In: Accounting
Sally Beauchamp, the Director of Finance of your Northern
Expeditions company, has advised that the company will be opening
an office in Nunavut this year. The office will offer guided
northern trips to hunters and adventurers. It expects to mainly
employ local guides (40 days over the summer period) but the
company will also be periodically bringing in guides from its
offices in Alberta, Saskatchewan and Québec. Some of the guides
from outside Nunavut may work 10 days, others could work 15 days
over the summer depending on the number of bookings; they normally
work in their home province for 60 days every year. The average
daily rate paid to these guides is $400.
Sally is asking for information on the Nunavut Payroll Tax. Who
pays the tax and how is it calculated? Are there any special
considerations or challenges for the calculation of the payroll tax
for the guides brought in from Alberta, Saskatchewan and Québec?
What are the reporting and remitting requirements during the year?
What are the reporting requirements at year-end? Provide examples
based on the information provided in the assignment to clarify.
a) Who pays the tax and how is it calculated?
Nunavat Tax is deducted at the time of payment by employers from all employees to whom the employer pays the remuneration.
The rate is fixed at 2% of the remunaration of each employee.
b)Are there any special considerations or challenges for the calculation of the payroll tax for the guides brought in from Alberta, Saskatchewan and Québec?
If the employee works outside Nunavat and earns not more than $5000 in Nunavat then no tax is payable by them, but if they earn more than $5000 in a calender year in Nunavat, they are liable to tax on the whole amount.
Here in this case, the emplyees brought in from Alberta, Saskatchewan and Québec working for 10 days will earn $(400*10)=$4000 which is below the limit, so they need not pay any tax.
However for the emplyees brought from Alberta, Saskatchewan and Québec and working for 15days will earn $(400*15)=$6000, hence they will pay a tax of $6000*2%=$120.
c) What are the reporting and remitting requirements during the year?
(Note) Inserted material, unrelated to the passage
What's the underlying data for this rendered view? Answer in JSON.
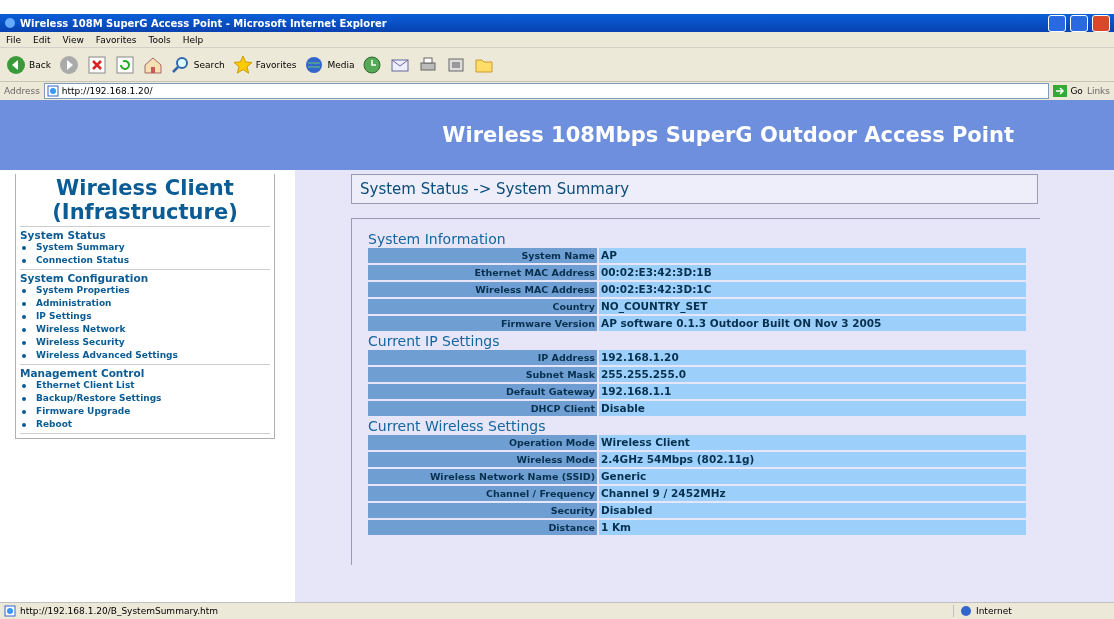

The reporting periods are decided based upon the annual gross remuneration paid to all employees working in Nunavat.
However for seasonal employer it is Annually ending December 31st, which is in the case of Sally Beauchamp.
The remitances of the Payroll taxes which are deducted from the employees must be deposited to the Government of Nunavat on" or before the 20th day of the month following the end of the reporting period. "
An individualized remittance return is required to be sent by each employer one month before the remittance due date. It will contain the total amount of remuneration paid to all employees in Nunavut and the total amount of payroll tax deducted from the employees. Each of the remittanceswill be having a remittance return.
d) What are the reporting requirements at year-end?
All employers operating in Nunavat needs to file an annual return" for the year on or before @8th February of the following year."
Even if there is no remuneration paid a nil return must be submitted. Annual return forms are provided to all emplyers at December each year.
The emplyers operting in Nunavat need to disclose in their return -
1)employee’s name,
2) social insurance number,
3)the total amount of remuneration paid,
4) the total amount of remuneration paid on which tax is owing and the amount of tax collected.